An odd asteroid's peculiar tail is far longer than previously thought, stretching nearly three times the distance from Earth to the moon, scientists say.
The surprising tail of dust streaming from the asteroid P/2010 A2 is about 620,000 miles (1 million kilometers) long, new photos taken by the One Degree Imager (ODI) camera at the WIYN telescope in Arizona reveal.
"Previous images of A2 clearly indicated the tail extended beyond those relatively small fields of view; we wanted to use the superb image quality over a wide field that ODI offers to see just how much," Jayadev Rajagopal, WIYN scientist at the National Optical Astronomy Observatory in Tucson, Ariz., said in a statement. "But I don't think we were quite expecting to see a tail that extends out to and beyond even the ODI field!"
It's rare to see an asteroid with a tail — only a dozen such objects are known, Rajagopal said — and astronomers initially thought P/2010 A2 was a comet upon its discovery in 2010. But the picture became clearer after NASA's iconic Hubble Space Telescope photographed the object a month or so after it was first spotted circling the sun in the main asteroid belt between Mars and Jupiter.
The Hubble observations led astronomers to estimate that an asteroid 10 to 16 feet (3 to 5 meters) wide may have slammed into P/2010 A2's core, which is about 390 feet (120 meters) wide.
This cosmic smashup was likely as powerful as an atomic bomb, vaporizing the smaller space rock and stripping material from P/2010 A2. Sunlight and the stream of charged particles from the sun known as the solar wind then swept these dusty bits into a tail, the theory goes.

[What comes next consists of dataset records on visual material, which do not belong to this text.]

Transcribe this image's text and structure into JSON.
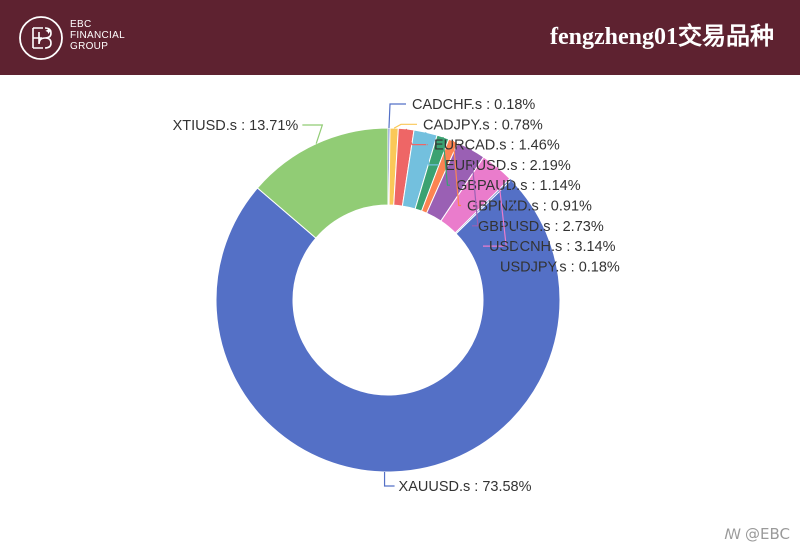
{
  "header": {
    "brand_lines": [
      "EBC",
      "FINANCIAL",
      "GROUP"
    ],
    "title": "fengzheng01交易品种"
  },
  "watermark": "@EBC",
  "colors": {
    "header_bg": "#5e2230",
    "label_text": "#333333"
  },
  "chart_data": {
    "type": "pie",
    "style": "donut",
    "title": "",
    "slices": [
      {
        "name": "CADCHF.s",
        "value": 0.18,
        "label": "CADCHF.s : 0.18%",
        "color": "#5470c6"
      },
      {
        "name": "CADJPY.s",
        "value": 0.78,
        "label": "CADJPY.s : 0.78%",
        "color": "#fac858"
      },
      {
        "name": "EURCAD.s",
        "value": 1.46,
        "label": "EURCAD.s : 1.46%",
        "color": "#ee6666"
      },
      {
        "name": "EURUSD.s",
        "value": 2.19,
        "label": "EURUSD.s : 2.19%",
        "color": "#73c0de"
      },
      {
        "name": "GBPAUD.s",
        "value": 1.14,
        "label": "GBPAUD.s : 1.14%",
        "color": "#3ba272"
      },
      {
        "name": "GBPNZD.s",
        "value": 0.91,
        "label": "GBPNZD.s : 0.91%",
        "color": "#fc8452"
      },
      {
        "name": "GBPUSD.s",
        "value": 2.73,
        "label": "GBPUSD.s : 2.73%",
        "color": "#9a60b4"
      },
      {
        "name": "USDCNH.s",
        "value": 3.14,
        "label": "USDCNH.s : 3.14%",
        "color": "#ea7ccc"
      },
      {
        "name": "USDJPY.s",
        "value": 0.18,
        "label": "USDJPY.s : 0.18%",
        "color": "#5470c6"
      },
      {
        "name": "XAUUSD.s",
        "value": 73.58,
        "label": "XAUUSD.s : 73.58%",
        "color": "#5470c6"
      },
      {
        "name": "XTIUSD.s",
        "value": 13.71,
        "label": "XTIUSD.s : 13.71%",
        "color": "#91cc75"
      }
    ]
  }
}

Over time, the centimeter-size particles in P/2010 A2's tail will form a meteor stream around the sun, as happens with debris shed by comets, scientists said. Earth will eventually plow through this spreading stream, causing meteors visible from the planet's surface — but not for another million years or so.
Asteroid collisions and other debris-spewing events add to a cloud of dust spread around our solar system. The new images from the ODI camera will shed light on how much material asteroids contribute to this "zodiacal dust," researchers said.